Quando a denúncia chegou, elas já sabiam que não havia nenhuma decisão judicial para a desocupação do prédio. “Isso nos causou estranheza. Não se trata de uma ação oficial, se trata de uma ação paralela por parte da polícia. (...) A gente percebe que é uma ação de uma polícia miliciana mesmo”, afirma Fidelis.

“Na segunda-feira, eles deixaram um recado dizendo que os moradores tinham até terça-feira, às 14h, para desocupar o prédio. Eles já vêm fazendo essas investidas, mas segunda-feira eles deixaram um prazo.” No dia seguinte, no início da noite, a ação foi mais truculenta ainda. Além das violências já praticadas, os policiais rasgaram um colchão deixando o formato de uma cruz e deixaram escrito em um caderno “O prazo é hoje”. 

A ocupação existe, pelo menos, desde 2018. Em maio daquele ano, quando houve o desabamento do prédio no Largo do Paissandú, a Prefeitura realizou vistorias nos prédios da região central do município e constatou que o edifício da Ocupação Caveirão não tinha as condições necessárias para abrigar moradores. O resultado foi a interdição e remoção das famílias. 

Pouco antes disso, um homem que se apresenta como proprietário do imóvel, relacionado a uma dívida de R$ 1,5 em Imposto Predial e Territorial Urbano (IPTU), entrou com um pedido de reintegração de posse e conseguiu a liminar em agosto de 2018. A remoção, entretanto, já havia sido realizada quatro meses antes pela Prefeitura.

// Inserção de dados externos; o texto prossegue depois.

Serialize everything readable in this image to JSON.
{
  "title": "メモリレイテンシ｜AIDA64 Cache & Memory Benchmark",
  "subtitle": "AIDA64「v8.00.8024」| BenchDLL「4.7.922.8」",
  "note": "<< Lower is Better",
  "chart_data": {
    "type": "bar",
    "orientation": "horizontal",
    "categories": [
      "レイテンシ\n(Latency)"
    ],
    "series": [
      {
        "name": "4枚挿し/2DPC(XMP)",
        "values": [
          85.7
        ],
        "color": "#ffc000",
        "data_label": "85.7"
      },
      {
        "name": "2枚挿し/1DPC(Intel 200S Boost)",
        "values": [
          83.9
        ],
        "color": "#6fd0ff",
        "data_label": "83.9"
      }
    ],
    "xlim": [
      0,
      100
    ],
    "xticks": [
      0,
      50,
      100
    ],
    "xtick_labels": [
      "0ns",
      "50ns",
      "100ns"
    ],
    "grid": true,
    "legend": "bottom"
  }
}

Ainda assim, no fim de 2019, as famílias voltaram a ocupar o prédio, e o proprietário a reclamar o imóvel. Em vez de manter a liminar até então obtida pelo proprietário, a Justiça solicitou a manifestação das partes para poder deferir alguma decisão. A advogada Fabiana Rodrigues explica que todas as partes já se manifestaram e que falta agora, portanto, a decisão judicial. 

“Não tem uma decisão final no processo ainda, tem essa liminar de 2018, só que o juiz do processo não retomou a liminar, não reativou a liminar para cumprir de imediato”, afirma Rodrigues.

Polícia

Quanto à ação dos policiais, o Centro Gaspar Garcia de Direitos Humanos notificou a Ordem dos Advogados do Brasil (OAB), o Conselho Estadual de Defesa dos Direitos da Pessoa Humana (Condepe), a Ouvidoria da Polícia Militar e a Secretaria da Segurança Pública do Estado de São Paulo (SSP). Segundo Dimitri Sales, presidente do Condepe, a SSP será solicita a apurar o caso, por meio da Corregedoria da PM de SP. Para ele, trata-se de uma situação “muito grave” uma vez que há indícios de agentes policiais atuando a partir de interesses privados, já que não há nenhuma ordem judicial.

O Brasil de Fato solicitou um posicionamento sobre os fatos para a SSP. Em nota, a secretaria afirmou que "a Polícia Militar esclarece que não há planejamento ou execução de reintegração de posse nem registro de ocorrências, até o momento, no local. O Comando do batalhão da área apura as denúncias, caso sejam comprovadas, medidas cabíveis serão adotadas".